John T: I agree that the December 25 date is not Scripturally sound. However it was the result of a probably erroroneous attempt to derive the date from clues in Scripture and Jewish records. The Gospel of Luke links Christ’s birth to John the Baptist’s, and John’s priestly father is mentioned as entering the sanctuary around the time of his conception, something that would only be done on certain high holy days. This is how the December date was derived, and yes, it was probably wrong and also probably tweaked a bit to fall on the Roman solar feast.
You mention gift giving– but that was not associated with Christmas originally, but rather with St Nicholas, whose feast day is Dec 6. The shift to Christmas occured in much later times. There’s still an old country Orthodox custom of sticking money or sweets in children’s shoes on St Nicholas Day. And yes, in some places gift-giving was done on the Epiphany (Jan 6), where that day was celebrated as the Visitation of the Magi.
Re: How do you explain the egg and rabbitt which clearly are pagan symbols
They are much later accretions, not original Paschal customs. There’s Christian accounts of them too: the egg harks back to a reported miracle of Mary Magdalen before the emperor Tiberius, when he flippantly told her to turn his hard-boiled breakfast egg red with her prayers– and she did. (Orthodox churches still give out red eggs on Easter) The rabbit is really a hare, which was imaged in medieval bestiaries as an animal archtype of Christ, because it supposedly sacrifices its life to save its young when a predator attacks. But again these are later additions, and you can hardly build ay sort of critique of the holiday based on minor folk customs. Astarte by the way was an old Phoenician goddess whose worship was no longer in vogue by Christian times (Isis and Kybele being the main Mother goddesses of the Roman Empire).
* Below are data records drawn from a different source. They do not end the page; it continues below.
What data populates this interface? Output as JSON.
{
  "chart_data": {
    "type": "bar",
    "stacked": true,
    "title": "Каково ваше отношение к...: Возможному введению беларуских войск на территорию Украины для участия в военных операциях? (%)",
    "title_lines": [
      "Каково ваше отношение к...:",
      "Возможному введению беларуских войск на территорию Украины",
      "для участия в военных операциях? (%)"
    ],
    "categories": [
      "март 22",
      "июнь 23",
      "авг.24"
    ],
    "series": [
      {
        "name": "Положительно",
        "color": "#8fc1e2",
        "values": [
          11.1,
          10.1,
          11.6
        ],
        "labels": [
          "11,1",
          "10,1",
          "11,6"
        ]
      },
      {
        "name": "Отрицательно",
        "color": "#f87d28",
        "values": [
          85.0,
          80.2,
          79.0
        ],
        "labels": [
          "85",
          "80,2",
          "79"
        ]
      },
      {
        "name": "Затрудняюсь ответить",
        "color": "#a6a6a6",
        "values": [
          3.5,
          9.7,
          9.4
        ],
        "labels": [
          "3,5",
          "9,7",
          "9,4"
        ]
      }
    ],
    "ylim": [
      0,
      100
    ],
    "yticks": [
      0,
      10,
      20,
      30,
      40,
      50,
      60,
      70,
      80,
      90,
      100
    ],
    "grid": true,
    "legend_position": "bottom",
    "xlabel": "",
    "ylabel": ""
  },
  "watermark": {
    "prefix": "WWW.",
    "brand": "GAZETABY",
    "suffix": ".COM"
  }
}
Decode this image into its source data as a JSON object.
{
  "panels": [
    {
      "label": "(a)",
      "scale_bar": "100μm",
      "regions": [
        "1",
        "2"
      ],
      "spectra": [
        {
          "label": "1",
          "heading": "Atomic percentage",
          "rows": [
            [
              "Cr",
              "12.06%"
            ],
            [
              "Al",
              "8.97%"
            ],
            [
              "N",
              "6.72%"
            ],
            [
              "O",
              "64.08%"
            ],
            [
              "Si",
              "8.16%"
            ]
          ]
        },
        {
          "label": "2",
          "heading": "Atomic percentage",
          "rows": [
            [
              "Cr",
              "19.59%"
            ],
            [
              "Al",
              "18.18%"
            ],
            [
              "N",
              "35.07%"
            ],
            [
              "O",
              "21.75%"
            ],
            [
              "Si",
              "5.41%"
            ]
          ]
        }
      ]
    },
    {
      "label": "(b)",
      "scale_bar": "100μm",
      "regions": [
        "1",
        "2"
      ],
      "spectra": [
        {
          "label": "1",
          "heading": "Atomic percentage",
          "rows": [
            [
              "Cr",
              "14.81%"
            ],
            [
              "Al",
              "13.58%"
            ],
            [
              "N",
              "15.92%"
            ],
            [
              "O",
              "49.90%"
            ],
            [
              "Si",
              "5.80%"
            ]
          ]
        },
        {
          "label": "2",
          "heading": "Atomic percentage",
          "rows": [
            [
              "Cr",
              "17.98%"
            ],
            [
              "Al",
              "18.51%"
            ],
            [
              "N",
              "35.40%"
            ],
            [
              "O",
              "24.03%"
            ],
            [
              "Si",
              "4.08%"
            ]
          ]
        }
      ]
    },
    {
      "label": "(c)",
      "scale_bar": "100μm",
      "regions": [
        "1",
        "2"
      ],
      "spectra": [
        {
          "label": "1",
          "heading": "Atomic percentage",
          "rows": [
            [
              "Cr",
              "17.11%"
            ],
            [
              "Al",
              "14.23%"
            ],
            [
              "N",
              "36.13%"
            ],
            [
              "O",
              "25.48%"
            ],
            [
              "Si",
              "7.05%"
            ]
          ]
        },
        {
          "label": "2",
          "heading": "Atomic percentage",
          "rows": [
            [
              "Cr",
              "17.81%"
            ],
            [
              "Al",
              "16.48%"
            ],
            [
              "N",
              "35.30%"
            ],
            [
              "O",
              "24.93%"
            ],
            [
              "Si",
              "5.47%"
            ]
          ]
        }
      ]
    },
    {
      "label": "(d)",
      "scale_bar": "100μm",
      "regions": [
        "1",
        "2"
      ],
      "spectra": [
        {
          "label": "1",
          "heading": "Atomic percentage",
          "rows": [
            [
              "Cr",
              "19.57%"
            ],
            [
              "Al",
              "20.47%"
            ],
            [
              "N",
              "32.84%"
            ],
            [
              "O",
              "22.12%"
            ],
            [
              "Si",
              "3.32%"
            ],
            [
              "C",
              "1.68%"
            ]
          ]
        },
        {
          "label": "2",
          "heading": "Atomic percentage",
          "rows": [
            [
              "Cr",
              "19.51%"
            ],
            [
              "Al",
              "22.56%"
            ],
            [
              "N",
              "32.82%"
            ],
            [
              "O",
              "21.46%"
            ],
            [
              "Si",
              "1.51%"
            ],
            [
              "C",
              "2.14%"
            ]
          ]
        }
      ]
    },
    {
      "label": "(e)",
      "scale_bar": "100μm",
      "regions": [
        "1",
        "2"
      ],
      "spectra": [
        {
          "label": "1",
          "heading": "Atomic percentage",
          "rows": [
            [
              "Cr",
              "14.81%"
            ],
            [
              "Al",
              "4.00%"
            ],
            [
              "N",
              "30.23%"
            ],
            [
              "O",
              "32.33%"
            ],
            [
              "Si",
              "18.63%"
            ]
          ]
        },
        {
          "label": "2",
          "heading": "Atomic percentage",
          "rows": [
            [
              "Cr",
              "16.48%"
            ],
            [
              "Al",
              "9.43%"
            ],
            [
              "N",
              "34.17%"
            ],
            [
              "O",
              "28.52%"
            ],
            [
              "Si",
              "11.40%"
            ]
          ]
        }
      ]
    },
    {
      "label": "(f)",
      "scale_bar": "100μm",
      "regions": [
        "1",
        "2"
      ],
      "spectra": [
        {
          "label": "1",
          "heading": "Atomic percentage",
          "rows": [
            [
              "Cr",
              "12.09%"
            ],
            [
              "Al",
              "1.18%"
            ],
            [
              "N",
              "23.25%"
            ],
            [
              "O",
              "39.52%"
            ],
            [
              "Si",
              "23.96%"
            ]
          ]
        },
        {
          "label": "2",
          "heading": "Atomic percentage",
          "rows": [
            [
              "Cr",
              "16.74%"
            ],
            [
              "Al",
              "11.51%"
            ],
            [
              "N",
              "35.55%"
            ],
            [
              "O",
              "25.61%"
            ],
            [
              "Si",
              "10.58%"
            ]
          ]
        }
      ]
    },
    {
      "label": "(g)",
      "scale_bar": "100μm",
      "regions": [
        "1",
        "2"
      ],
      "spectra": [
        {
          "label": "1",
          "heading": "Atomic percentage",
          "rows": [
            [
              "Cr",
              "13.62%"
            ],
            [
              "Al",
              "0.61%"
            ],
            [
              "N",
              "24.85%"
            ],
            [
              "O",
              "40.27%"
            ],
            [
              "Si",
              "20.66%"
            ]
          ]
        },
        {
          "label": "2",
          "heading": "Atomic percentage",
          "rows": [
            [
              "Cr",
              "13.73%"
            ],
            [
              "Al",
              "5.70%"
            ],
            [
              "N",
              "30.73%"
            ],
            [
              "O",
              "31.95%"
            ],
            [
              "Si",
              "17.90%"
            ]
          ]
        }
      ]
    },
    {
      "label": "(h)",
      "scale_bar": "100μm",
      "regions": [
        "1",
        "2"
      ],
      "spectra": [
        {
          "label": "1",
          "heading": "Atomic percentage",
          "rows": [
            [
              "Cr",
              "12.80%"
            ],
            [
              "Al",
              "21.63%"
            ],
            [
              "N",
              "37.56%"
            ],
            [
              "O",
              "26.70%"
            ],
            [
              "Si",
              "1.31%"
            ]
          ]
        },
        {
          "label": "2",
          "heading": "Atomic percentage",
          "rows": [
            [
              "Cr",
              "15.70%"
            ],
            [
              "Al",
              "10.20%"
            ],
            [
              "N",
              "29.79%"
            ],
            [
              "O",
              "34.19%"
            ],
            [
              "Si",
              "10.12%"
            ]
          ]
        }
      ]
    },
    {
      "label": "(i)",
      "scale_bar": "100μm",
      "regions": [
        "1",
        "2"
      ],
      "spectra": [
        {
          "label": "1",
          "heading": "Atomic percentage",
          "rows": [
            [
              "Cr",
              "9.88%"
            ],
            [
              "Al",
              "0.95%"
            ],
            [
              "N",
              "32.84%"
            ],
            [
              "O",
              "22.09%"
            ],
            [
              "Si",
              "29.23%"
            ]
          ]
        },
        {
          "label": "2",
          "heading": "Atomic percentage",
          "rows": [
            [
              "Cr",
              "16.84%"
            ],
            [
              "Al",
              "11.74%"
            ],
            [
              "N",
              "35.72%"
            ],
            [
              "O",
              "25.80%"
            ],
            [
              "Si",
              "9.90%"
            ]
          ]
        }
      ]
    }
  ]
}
Re: After Constantine, Christianity was recast and refashioned to become the universal or catholic religion of the empire
What about Christianity outside the Roman Empire? There were Christians in Persia and India. Christianity became the dominant and official religion in Armenia and Ethiopia too. Did Constantine somehow exert magical powers over those Christians too? He certainly had to no political power in such distant places. And if you examine those non-Roman Christianities, there are differences, yes (including some plenty of alternate folk customs) but they are pretty similar to early Catholicism and especially Orthodoxy.